(Photo: Matthias Clamer; Styling by Jamie Grace for Artists by Timothy Priano; Hair by Sarah Potempa for The Wall Group; Makeup by Gita Bass for Exclusive Artists Management; Dress by Bul Bul) |
Nikki Blonsky is about to have the wildest summer of her life. And last summer wasn’t too shabby.
Late last May, the then-17-year-old spark plug was preparing for what she thought was the role of a lifetime: the part of Carmen in Great Neck South High School’s end-of-year musical. “It was the biggest role I ever had, and I was so excited and so nervous,” she recalls.
After her performance, Nikki, born and raised in Great Neck, was looking forward to the prom and then to a classic Long Island summer: selling scoops at the Cold Stone Creamery, fluke-fishing with her dad in the Long Island Sound, and hanging out with her pet pug, Rocky. “We sit on the couch and my dog watches TV,” she says. “I’m like, ‘Wow—you’re just like me.’ ”
But Nikki’s couch-potato plans were ruined in June, when she became a movie star. “It all happened super-super-super-fast,” she says. This summer, she will star with John Travolta (in drag and in his first musical since Grease), Christopher Walken, and Amanda Bynes in Hairspray, the new movie based on the Broadway musical based on the classic camp John Waters film.

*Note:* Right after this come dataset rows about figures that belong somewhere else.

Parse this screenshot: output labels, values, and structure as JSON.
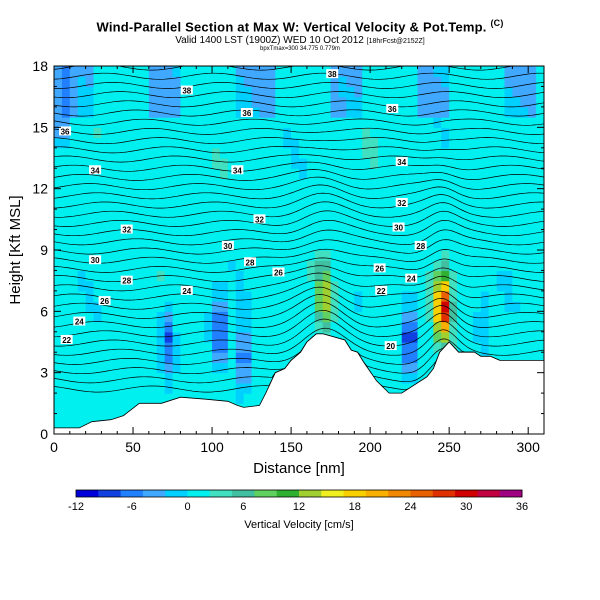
{
  "header": {
    "title": "Wind-Parallel Section at Max W: Vertical Velocity & Pot.Temp.",
    "copyright_mark": "(C)",
    "valid_line": "Valid 1400 LST (1900Z) WED 10 Oct 2012",
    "valid_suffix": "[18hrFcst@2152Z]",
    "sub_line": "bpxTmax=300 34.775 0.779m"
  },
  "chart_data": {
    "type": "heatmap",
    "xlabel": "Distance [nm]",
    "ylabel": "Height [Kft MSL]",
    "xlim": [
      0,
      310
    ],
    "ylim": [
      0,
      18
    ],
    "x_ticks": [
      "0",
      "50",
      "100",
      "150",
      "200",
      "250",
      "300"
    ],
    "y_ticks": [
      "0",
      "3",
      "6",
      "9",
      "12",
      "15",
      "18"
    ],
    "grid": false,
    "terrain_profile": {
      "x": [
        0,
        16,
        24,
        36,
        44,
        54,
        68,
        80,
        96,
        110,
        116,
        120,
        130,
        134,
        140,
        146,
        150,
        156,
        160,
        166,
        170,
        184,
        188,
        192,
        196,
        204,
        212,
        220,
        236,
        240,
        244,
        250,
        256,
        262,
        266,
        270,
        276,
        282,
        288,
        300,
        310
      ],
      "y": [
        0.3,
        0.3,
        0.6,
        0.7,
        0.9,
        1.5,
        1.5,
        1.8,
        1.7,
        1.6,
        1.4,
        1.3,
        1.4,
        2.0,
        3.0,
        3.2,
        3.6,
        4.0,
        4.5,
        4.9,
        4.9,
        4.6,
        4.1,
        4.0,
        3.5,
        2.6,
        2.0,
        2.0,
        2.8,
        3.2,
        4.0,
        4.5,
        4.0,
        4.0,
        4.0,
        3.8,
        3.8,
        3.6,
        3.6,
        3.6,
        3.6
      ]
    },
    "updraft_cores": [
      {
        "x": 171,
        "z": 6.8,
        "w": 13
      },
      {
        "x": 246,
        "z": 6.2,
        "w": 30
      }
    ],
    "downdraft_cores": [
      {
        "x": 72,
        "z": 4.8,
        "w": -9
      },
      {
        "x": 105,
        "z": 5.0,
        "w": -10
      },
      {
        "x": 120,
        "z": 3.8,
        "w": -9
      },
      {
        "x": 225,
        "z": 4.6,
        "w": -12
      },
      {
        "x": 272,
        "z": 5.5,
        "w": -3
      }
    ],
    "theta_contour_labels": [
      {
        "text": "38",
        "x": 176,
        "z": 17.6
      },
      {
        "text": "38",
        "x": 84,
        "z": 16.8
      },
      {
        "text": "36",
        "x": 122,
        "z": 15.7
      },
      {
        "text": "36",
        "x": 214,
        "z": 15.9
      },
      {
        "text": "36",
        "x": 7,
        "z": 14.8
      },
      {
        "text": "34",
        "x": 26,
        "z": 12.9
      },
      {
        "text": "34",
        "x": 116,
        "z": 12.9
      },
      {
        "text": "34",
        "x": 220,
        "z": 13.3
      },
      {
        "text": "32",
        "x": 130,
        "z": 10.5
      },
      {
        "text": "32",
        "x": 220,
        "z": 11.3
      },
      {
        "text": "32",
        "x": 46,
        "z": 10.0
      },
      {
        "text": "30",
        "x": 110,
        "z": 9.2
      },
      {
        "text": "30",
        "x": 218,
        "z": 10.1
      },
      {
        "text": "30",
        "x": 26,
        "z": 8.5
      },
      {
        "text": "28",
        "x": 124,
        "z": 8.4
      },
      {
        "text": "28",
        "x": 232,
        "z": 9.2
      },
      {
        "text": "28",
        "x": 46,
        "z": 7.5
      },
      {
        "text": "26",
        "x": 142,
        "z": 7.9
      },
      {
        "text": "26",
        "x": 206,
        "z": 8.1
      },
      {
        "text": "26",
        "x": 32,
        "z": 6.5
      },
      {
        "text": "24",
        "x": 84,
        "z": 7.0
      },
      {
        "text": "24",
        "x": 226,
        "z": 7.6
      },
      {
        "text": "24",
        "x": 16,
        "z": 5.5
      },
      {
        "text": "22",
        "x": 207,
        "z": 7.0
      },
      {
        "text": "22",
        "x": 8,
        "z": 4.6
      },
      {
        "text": "20",
        "x": 213,
        "z": 4.3
      }
    ],
    "colorbar": {
      "label": "Vertical Velocity [cm/s]",
      "tick_labels": [
        "-12",
        "-6",
        "0",
        "6",
        "12",
        "18",
        "24",
        "30",
        "36"
      ],
      "ticks": [
        -12,
        -6,
        0,
        6,
        12,
        18,
        24,
        30,
        36
      ],
      "colors": [
        "#0000d8",
        "#1040e0",
        "#2080ff",
        "#40a8ff",
        "#00d0ff",
        "#00f0f0",
        "#40e0c0",
        "#40c0a0",
        "#60d060",
        "#30b030",
        "#a0d030",
        "#f0f020",
        "#f8d000",
        "#f8b000",
        "#f08800",
        "#e86000",
        "#e03000",
        "#d00000",
        "#c00040",
        "#a00080"
      ]
    }
  }
}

“Being Tracy Turnblad has been my dream role ever since I saw Hairspray on Broadway,” Nikki says. “I instantly connected to her.” Their stories do share a nice bit of symmetry: Tracy Turnblad is the ultimate regular girl, who grows up watching The Corny Collins Show and not-so-secretly nursing her dreams of singing and dancing with her onscreen heroes. An antic performer with operatic range and a spring-loaded smile, Nikki is getting the chance to share screen time with some of her own heroes. “They told me, ‘Your best friend’s going to be played by Amanda Bynes,’ ” she says, “and I freaked out! I grew up watching The Amanda Show!”
After years of voice lessons, Nikki signed up with the small Long Island talent company Morgit Management and started trying to break into Broadway at the ripe old age of 14. “I auditioned for everything,” she says. She applied to the Broadway production of Hairspray at the age of 16—and was rejected. As unbowed as the indefatigable Tracy, Nikki kept at it.
“When we saw online that they were casting for the movie,” she says, “we made a tape of me singing and sent it in.” New Line loved her and her star-is-born story, to the extent that the first round of press may have exaggerated a narrative that was already a fairy tale. (The Times recently ran a correction after Morgit complained that the paper had portrayed Nikki’s casting as more of a lucky accident than manager-abetted hard work.) Her story is pretty improbable, regardless: plucked from thousands of actresses in a nationwide open call, even though she had never before performed professionally.
On the eve of her prom, New Line reps told Nikki that she was one of the final four contenders for the role and that they would be visiting her at Cold Stone to shoot a behind-the-scenes promo piece. They claimed it was for a DVD extra; in fact, it was a publicity stunt, staged for Entertainment Tonight.
“Next thing I know, I was serving ice cream to New Line executives without knowing it,” she says. “They turned on a laptop at a table and [a video clip of director] Adam Shankman came on saying, ‘I think you should make yourself a big ice-cream cone because you’re going to be playing Tracy Turnblad in the new Hairspray movie!’ ”
As you can see in the clip that is still making the rounds on YouTube, Nikki then fell, shrieking, to the floor. Through tears, she told the camera, “I followed my dreams, and my dreams came true.” Just try watching that video without tearing up—it’s like Billy Elliot with sprinkles on top.